Cultured cardiac myocytes were divided into six groups, (1) for miRNA group, miRNA was transfected into cardiac myocytes; (2) for blank control group, DEPC was added; (3) for negative control group, a section of unrelated miRNA was transfected into cardiac myocytes; (4) for MTmiRNA-1 group, mutant miRNA was transfected into cardiac myocytes; (5) for AMO-1 group, antisense strand of miRNA-1 was transfected into cardiac myocytes; (6) for miRNA-1 and AMO-1 cotransfected group, both miRNA-1 and antisense strand of miRNA-1 were transfected into cardiac myocytes, respectively. Culture medium was changed one day before transfection. In order to famish cardiac myocytes, only DMEM (excluding serum and antibiotics) was added. A total of 1 ml (20 pmol) oligomers (from each group above mentioned) was mixed with LipofectaminTM 2000 (Invitrogen Company) at the proportion of 1:1.5 and incubated under room temperature for 20 min. Then these mixtures were added into cardiac myocytes and put into incubator. Twenty-four hours later, normal culture medium (excluding antibiotics) was used to replace the old one. Another 24 hours later, all these cells could be used for detection [10]. MiRNA, MTmiRNA-1 and the antisense strand of miRNA-1 were obtained from Majorbio Company.

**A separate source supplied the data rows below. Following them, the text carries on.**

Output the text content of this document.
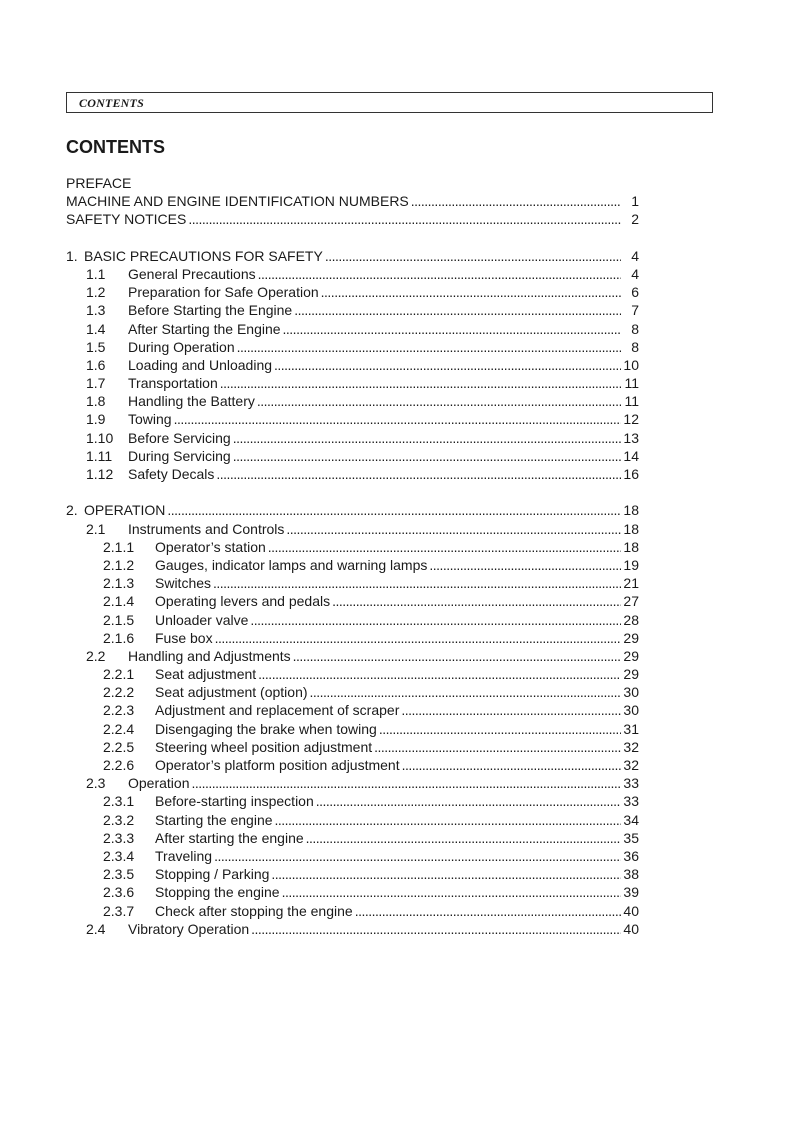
CONTENTS
CONTENTS
PREFACE
MACHINE AND ENGINE IDENTIFICATION NUMBERS . . .	1
SAFETY NOTICES . . .	2
1. BASIC PRECAUTIONS FOR SAFETY . . .	4
1.1	General Precautions . . .	4
1.2	Preparation for Safe Operation . . .	6
1.3	Before Starting the Engine . . .	7
1.4	After Starting the Engine . . .	8
1.5	During Operation . . .	8
1.6	Loading and Unloading . . .	10
1.7	Transportation . . .	11
1.8	Handling the Battery . . .	11
1.9	Towing . . .	12
1.10	Before Servicing . . .	13
1.11	During Servicing . . .	14
1.12	Safety Decals . . .	16
2. OPERATION . . .	18
2.1	Instruments and Controls . . .	18
2.1.1	Operator’s station . . .	18
2.1.2	Gauges, indicator lamps and warning lamps . . .	19
2.1.3	Switches . . .	21
2.1.4	Operating levers and pedals . . .	27
2.1.5	Unloader valve . . .	28
2.1.6	Fuse box . . .	29
2.2	Handling and Adjustments . . .	29
2.2.1	Seat adjustment . . .	29
2.2.2	Seat adjustment (option) . . .	30
2.2.3	Adjustment and replacement of scraper . . .	30
2.2.4	Disengaging the brake when towing . . .	31
2.2.5	Steering wheel position adjustment . . .	32
2.2.6	Operator’s platform position adjustment . . .	32
2.3	Operation . . .	33
2.3.1	Before-starting inspection . . .	33
2.3.2	Starting the engine . . .	34
2.3.3	After starting the engine . . .	35
2.3.4	Traveling . . .	36
2.3.5	Stopping / Parking . . .	38
2.3.6	Stopping the engine . . .	39
2.3.7	Check after stopping the engine . . .	40
2.4	Vibratory Operation . . .	40
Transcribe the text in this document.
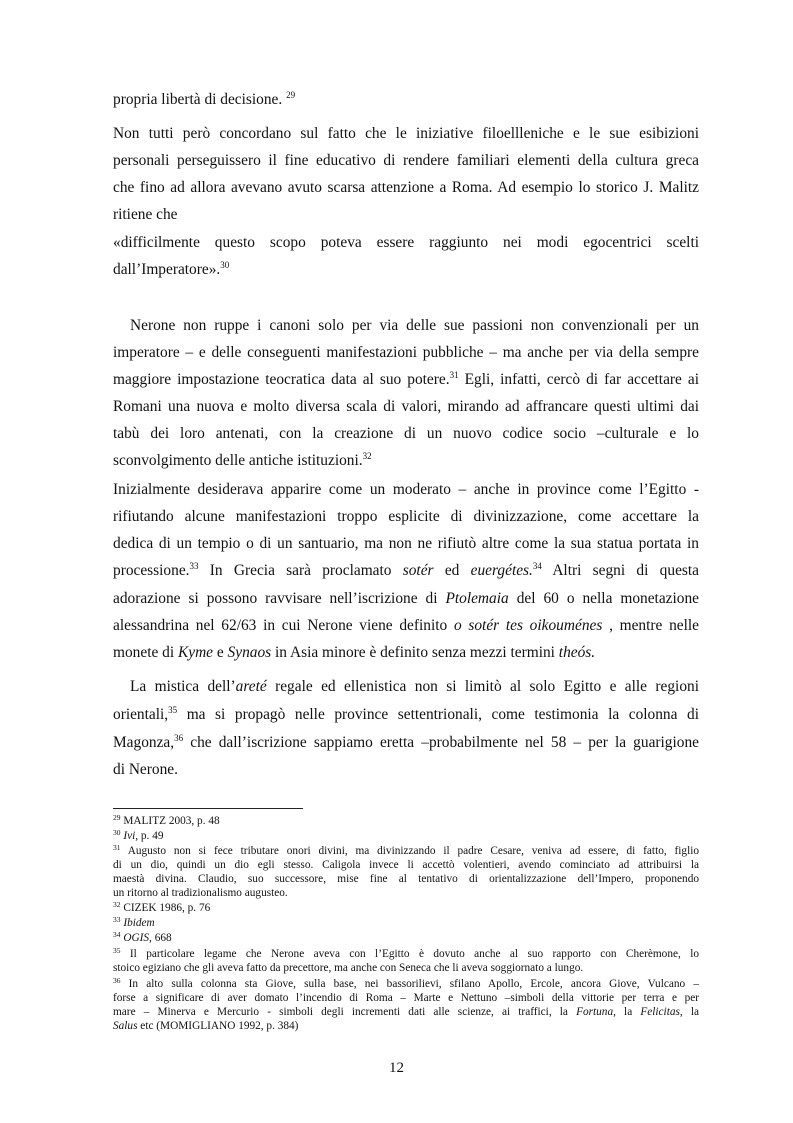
propria libertà di decisione. $^{29}$
Non tutti però concordano sul fatto che le iniziative filoellleniche e le sue esibizioni
personali perseguissero il fine educativo di rendere familiari elementi della cultura greca
che fino ad allora avevano avuto scarsa attenzione a Roma. Ad esempio lo storico J. Malitz
ritiene che
«difficilmente questo scopo poteva essere raggiunto nei modi egocentrici scelti
dall’Imperatore».$^{30}$
Nerone non ruppe i canoni solo per via delle sue passioni non convenzionali per un
imperatore – e delle conseguenti manifestazioni pubbliche – ma anche per via della sempre
maggiore impostazione teocratica data al suo potere.$^{31}$ Egli, infatti, cercò di far accettare ai
Romani una nuova e molto diversa scala di valori, mirando ad affrancare questi ultimi dai
tabù dei loro antenati, con la creazione di un nuovo codice socio –culturale e lo
sconvolgimento delle antiche istituzioni.$^{32}$
Inizialmente desiderava apparire come un moderato – anche in province come l’Egitto -
rifiutando alcune manifestazioni troppo esplicite di divinizzazione, come accettare la
dedica di un tempio o di un santuario, ma non ne rifiutò altre come la sua statua portata in
processione.$^{33}$ In Grecia sarà proclamato sotér ed euergétes.$^{34}$ Altri segni di questa
adorazione si possono ravvisare nell’iscrizione di Ptolemaia del 60 o nella monetazione
alessandrina nel 62/63 in cui Nerone viene definito o sotér tes oikouménes , mentre nelle
monete di Kyme e Synaos in Asia minore è definito senza mezzi termini theós.
La mistica dell’areté regale ed ellenistica non si limitò al solo Egitto e alle regioni
orientali,$^{35}$ ma si propagò nelle province settentrionali, come testimonia la colonna di
Magonza,$^{36}$ che dall’iscrizione sappiamo eretta –probabilmente nel 58 – per la guarigione
di Nerone.
$^{29}$ MALITZ 2003, p. 48
$^{30}$ Ivi, p. 49
$^{31}$ Augusto non si fece tributare onori divini, ma divinizzando il padre Cesare, veniva ad essere, di fatto, figlio
di un dio, quindi un dio egli stesso. Caligola invece li accettò volentieri, avendo cominciato ad attribuirsi la
maestà divina. Claudio, suo successore, mise fine al tentativo di orientalizzazione dell’Impero, proponendo
un ritorno al tradizionalismo augusteo.
$^{32}$ CIZEK 1986, p. 76
$^{33}$ Ibidem
$^{34}$ OGIS, 668
$^{35}$ Il particolare legame che Nerone aveva con l’Egitto è dovuto anche al suo rapporto con Cherèmone, lo
stoico egiziano che gli aveva fatto da precettore, ma anche con Seneca che li aveva soggiornato a lungo.
$^{36}$ In alto sulla colonna sta Giove, sulla base, nei bassorilievi, sfilano Apollo, Ercole, ancora Giove, Vulcano –
forse a significare di aver domato l’incendio di Roma – Marte e Nettuno –simboli della vittorie per terra e per
mare – Minerva e Mercurio - simboli degli incrementi dati alle scienze, ai traffici, la Fortuna, la Felicitas, la
Salus etc (MOMIGLIANO 1992, p. 384)
12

Examination of the β2 subunit of L-type Ca²⁺ channel

Transfected cardiac myocytes were taken out for cracking, and supernatants were collected into Eppendorf tube after being centrifuged (12500 rpm, 15 min). Then BCA Protein Assay Kit was used to extract and quantify proteins. Western blot (WB) method was performed. After electrophoresis, transmembrane, immunodetection, development and fixation, Image Lab (an agarose image analyzer system) was conducted to achieve semi-quantitative analyse [11].

Statistical analysis

Images were collected after the hybridization of gene chip, and gene scan analysis software was used to analyze the data. Modified value was calculated as initial value subtracted background value. Furthermore, we calculated the mid-value of non-control probe when modified value>50 and regarded the mid-value as a standard factor. All points on the same gene chip were handled by following it. Then the standard values and ratio of miRNAs in two kinds of samples were calculated. If the standard values of observation group were 1.5 times higher or 0.5 times lower than control group, the up-regulation or down-regulation trend was supposed to be significant.

SPSS 15.0 software was conducted to analyze other data. Measurement data with normal distribution were demonstrated as x ± s, and median value was used to evaluate the data with skew distribution. Kolmogorov-Smirnov method was performed for the test of normality and Levene test of homogeneity of variance was also conducted. If measurement data were normally distributed and demonstrated the homogeneity of variance, t test or analysis of variance would be used for statistical analysis; if not, rank-sum test would be selected. Enumeration data were showed by frequency and percent, and evaluated by χ² test. The statistical significance level was set at 0.05.

Results

Results of plasma RNAs

Electrophoresis strip of RNAs could be seen clearly, and the maximum absorption peak appeared at 280 nm. The ratio of 260 nm/280 nm was between 1.60 and 2.02. The purity of RNA met the requirement for experimental study (Figure 1).

Gel electrophoresis of total RNAs in both observation and control groups.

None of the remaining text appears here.